Telling our stories to one another is a key part of expanding our understanding of the human experience.
As longtime owners of the popular Dos Locos Restaurant, and now owners of Diego’s Nightclub, Joe Zuber and Darryl Ciarlante are well known throughout the local Rehoboth Beach community. When Darryl became gravely ill with COVID-19, the virus got personal for all of us. Though not allowed in the hospital, Joe keep the community up to date on Facebook throughout all the terrifying weeks Darryl was in critical condition and breathing only with the help of a ventilator at Beebe Healthcare.
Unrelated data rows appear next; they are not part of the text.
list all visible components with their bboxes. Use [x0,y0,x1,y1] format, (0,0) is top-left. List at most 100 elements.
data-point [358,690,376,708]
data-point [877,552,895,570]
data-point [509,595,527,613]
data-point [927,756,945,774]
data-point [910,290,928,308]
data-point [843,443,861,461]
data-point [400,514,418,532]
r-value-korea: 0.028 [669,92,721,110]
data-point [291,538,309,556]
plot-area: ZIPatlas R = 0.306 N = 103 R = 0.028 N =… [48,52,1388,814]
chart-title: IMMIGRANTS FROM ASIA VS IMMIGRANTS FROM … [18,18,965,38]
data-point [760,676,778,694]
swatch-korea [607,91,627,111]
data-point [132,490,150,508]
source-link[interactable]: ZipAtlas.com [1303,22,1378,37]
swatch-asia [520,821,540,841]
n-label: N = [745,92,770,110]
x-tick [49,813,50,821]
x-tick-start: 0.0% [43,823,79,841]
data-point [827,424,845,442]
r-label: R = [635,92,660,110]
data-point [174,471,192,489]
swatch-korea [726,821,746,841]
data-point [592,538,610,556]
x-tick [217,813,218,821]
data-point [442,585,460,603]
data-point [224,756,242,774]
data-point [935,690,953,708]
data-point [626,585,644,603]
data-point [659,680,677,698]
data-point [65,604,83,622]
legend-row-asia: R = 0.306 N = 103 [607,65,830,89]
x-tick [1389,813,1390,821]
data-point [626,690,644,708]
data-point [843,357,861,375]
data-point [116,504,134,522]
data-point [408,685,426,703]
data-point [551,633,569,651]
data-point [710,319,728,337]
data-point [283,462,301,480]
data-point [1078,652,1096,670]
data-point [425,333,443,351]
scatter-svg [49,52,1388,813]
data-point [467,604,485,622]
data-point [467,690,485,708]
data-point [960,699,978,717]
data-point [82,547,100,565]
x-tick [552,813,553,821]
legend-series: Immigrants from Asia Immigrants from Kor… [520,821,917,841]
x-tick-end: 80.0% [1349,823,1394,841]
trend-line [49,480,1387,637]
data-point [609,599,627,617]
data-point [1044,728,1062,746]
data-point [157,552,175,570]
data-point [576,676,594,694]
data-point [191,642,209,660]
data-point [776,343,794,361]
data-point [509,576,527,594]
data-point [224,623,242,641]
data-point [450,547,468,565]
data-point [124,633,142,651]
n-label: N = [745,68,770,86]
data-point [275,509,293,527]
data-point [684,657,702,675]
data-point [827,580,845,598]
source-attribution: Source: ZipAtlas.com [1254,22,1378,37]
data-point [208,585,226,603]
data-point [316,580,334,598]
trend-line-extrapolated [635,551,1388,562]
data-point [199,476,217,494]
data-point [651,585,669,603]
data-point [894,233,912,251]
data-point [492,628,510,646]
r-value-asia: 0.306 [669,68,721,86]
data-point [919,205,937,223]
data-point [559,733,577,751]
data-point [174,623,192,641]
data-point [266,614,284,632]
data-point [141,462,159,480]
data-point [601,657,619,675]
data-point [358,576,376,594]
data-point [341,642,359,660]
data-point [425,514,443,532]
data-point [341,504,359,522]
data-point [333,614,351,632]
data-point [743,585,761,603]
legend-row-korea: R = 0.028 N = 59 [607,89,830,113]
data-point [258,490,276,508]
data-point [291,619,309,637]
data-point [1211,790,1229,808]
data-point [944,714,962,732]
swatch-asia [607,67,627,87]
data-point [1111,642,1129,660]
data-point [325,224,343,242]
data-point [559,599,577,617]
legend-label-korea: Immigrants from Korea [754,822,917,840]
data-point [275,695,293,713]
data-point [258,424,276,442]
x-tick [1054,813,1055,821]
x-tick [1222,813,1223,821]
The news from the hospital was dire; the death toll climbing across the nation. And yet, Joe’s positive spirit was inspiring. After weeks, Darryl began to improve, and has now moved on to rehab.
In sharing their story with us, Joe entrusted his heart to us as a community, and the collective, virtual hug that surrounded the two of them—and continues to do so—allowed us to step back from our own problems and keep them in proper perspective.
As CAMP Rehoboth—all of us, for that matter—plan for a future in the wake of COVID-19, perspective remains crucial to decision making. Technology is changing, work patterns are changing, large gatherings have vanished, and budgets face serious shortfalls.
More than ever, we need wise leaders who inspire us to put aside our differences—no, not put aside, understand our differences—and celebrate our diverse perspectives and experiences. As a nation we will eventually survive the pandemic. We may find it harder to survive the division ripping the soul of our country to pieces.
“Danger! Danger! Will Robinson. Wrong way on aisle 5.